A literature search of MEDLINE and the National Complementary and Alternative Medicine database was done using these search terms: supplements, vitamins, garlic, fish oil, L-arginine, soy, coenzyme Q10, herbs, phytosterols, chelation therapy, alternative medicine, and CVD.


English human clinical trials measuring surrogate and clinical end points.

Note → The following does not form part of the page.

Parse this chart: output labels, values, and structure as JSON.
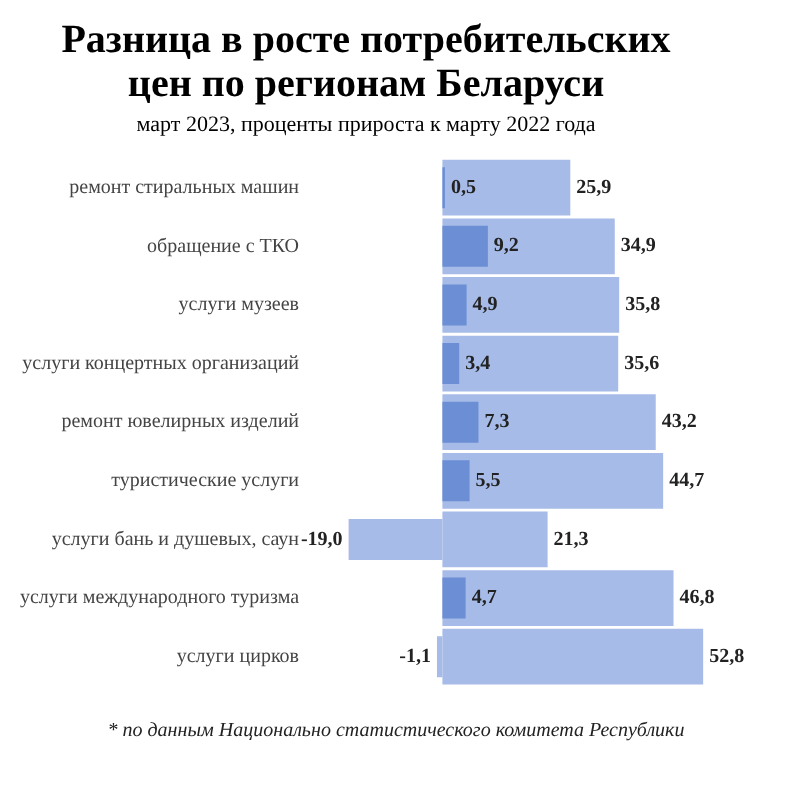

Antioxidants have not been consistently proven beneficial in reducing cardiovascular mortality. Fish oils may be beneficial in patients with hypertension and hypercholesterolemia, but therapeutic doses need to be defined. Use of coenzyme Q10 in patients with heart failure has not demonstrated consistent benefits. Garlic may lower blood pressure and cholesterol levels, but also may increase bleeding, so its use in CVD patients should be monitored. Clinical studies with small sample sizes have demonstrated that L-arginine may be useful to prevent and treat CVD. The Food and Drug Administration recommends 25 g/day of soy protein as part of a diet low in saturated fats for cholesterol reduction. Plant sterols are recommended by the American Heart Association and the National Cholesterol Education Program Expert Panel as adjunct therapy to reduce low-density lipoprotein. No data support use of chelation therapy. Some APs interact with common prescription CVD medications (eg, gingko and ginseng with warfarin, St. John's Wort with digoxin).


The benefits of APs as part of the treatment for CVD are controversial. Routine use is not recommended.